Rahul Bharadwaj · Post by **Rahul Bharadwaj** » Fri Apr 06, 2012 2:15 am

Hi Every one

We are trying to investigate and standardize names.

In the 'Investigate Stage' (word investigate using rule-set ABC.set) for the name 'GULSAN A GROWER' the pattern genarated is '?I?'

In the 'Standardize Stage' (using the same rule set ABC.set) for the same name , the pattern generated is '+I+'

Though logically both patterns are same, but why is this difference in patterns ('?I?' Vs '+I+')

Thanks and Regards
Rahul

rjdickson · Post by **rjdickson** » Fri Apr 06, 2012 2:43 pm

Yes, this is an expected result. ? in investigation is the same as a + in Standardization.

Example 1:
Input: GULSAN A GROWER
Investigation Results: ?I?
Standardization Input Pattern: +I+

Example 2: (the first word is repeated twice)
Input: GULSAN GUSLAN A GROWER
Investigation Results: ??I?
Standardization Input Pattern: ++I+

I speculate that the reason for this is that for Standardization, ? represents one ore more consecutive words. This gives Standardization the ability to treat the words as a group, or as individual words.
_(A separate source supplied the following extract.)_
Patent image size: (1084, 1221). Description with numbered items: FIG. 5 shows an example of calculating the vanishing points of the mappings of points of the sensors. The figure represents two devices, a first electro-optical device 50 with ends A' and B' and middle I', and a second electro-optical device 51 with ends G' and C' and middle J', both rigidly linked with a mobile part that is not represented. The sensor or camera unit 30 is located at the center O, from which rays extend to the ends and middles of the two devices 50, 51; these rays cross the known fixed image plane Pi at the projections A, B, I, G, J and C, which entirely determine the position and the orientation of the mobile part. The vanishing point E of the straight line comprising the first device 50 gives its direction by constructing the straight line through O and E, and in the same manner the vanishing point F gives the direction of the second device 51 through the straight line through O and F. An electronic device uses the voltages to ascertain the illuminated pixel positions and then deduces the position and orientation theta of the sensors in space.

So, the pattern statement

Code: Select all

? | I | ?

would find both input patterns above.

ray.wurlod · Post by **ray.wurlod** » Fri Apr 06, 2012 3:50 pm

Pattern Action Language uses + for a single unknown word and ? for one or more unknown word (unknown = unclassified). In Investigation there's no value in differentiating between them.

Rahul Bharadwaj · Post by **Rahul Bharadwaj** » Mon Apr 09, 2012 12:31 am

Thanks rjdickson and Ray for the responces...

If my understanding is correct, the classification table/file defines to which class a token/word has to fall in.
if no match is found it should fall under either of the following classes (lets name them as 'unmatch-class-set')
^
?
>
<
@
~
0
-
/
&
#
(
)

so..
Rj and Ray
does that mean,
Investigate stage has different definations for the unmatch-class-set from that of Standardize Stage's unmatch-class-set....
To add more,
Investigate stage unmatch-class-set doesn't define '+' class and Standardize stage has more intelligent unmatch-class-set definations?
(though both use the same Rule set...and inturn the Pattern-Action file)

Please bare with me.......as I am quite new to 'Quality Stage'...

Thanks and Regards
Rahul

ray.wurlod · Post by **ray.wurlod** » Mon Apr 09, 2012 1:10 am

Only alphabetic class-designator characters appear in classification tables. The non-alphabetic class-designators are built-in and not specific to any particular rule set.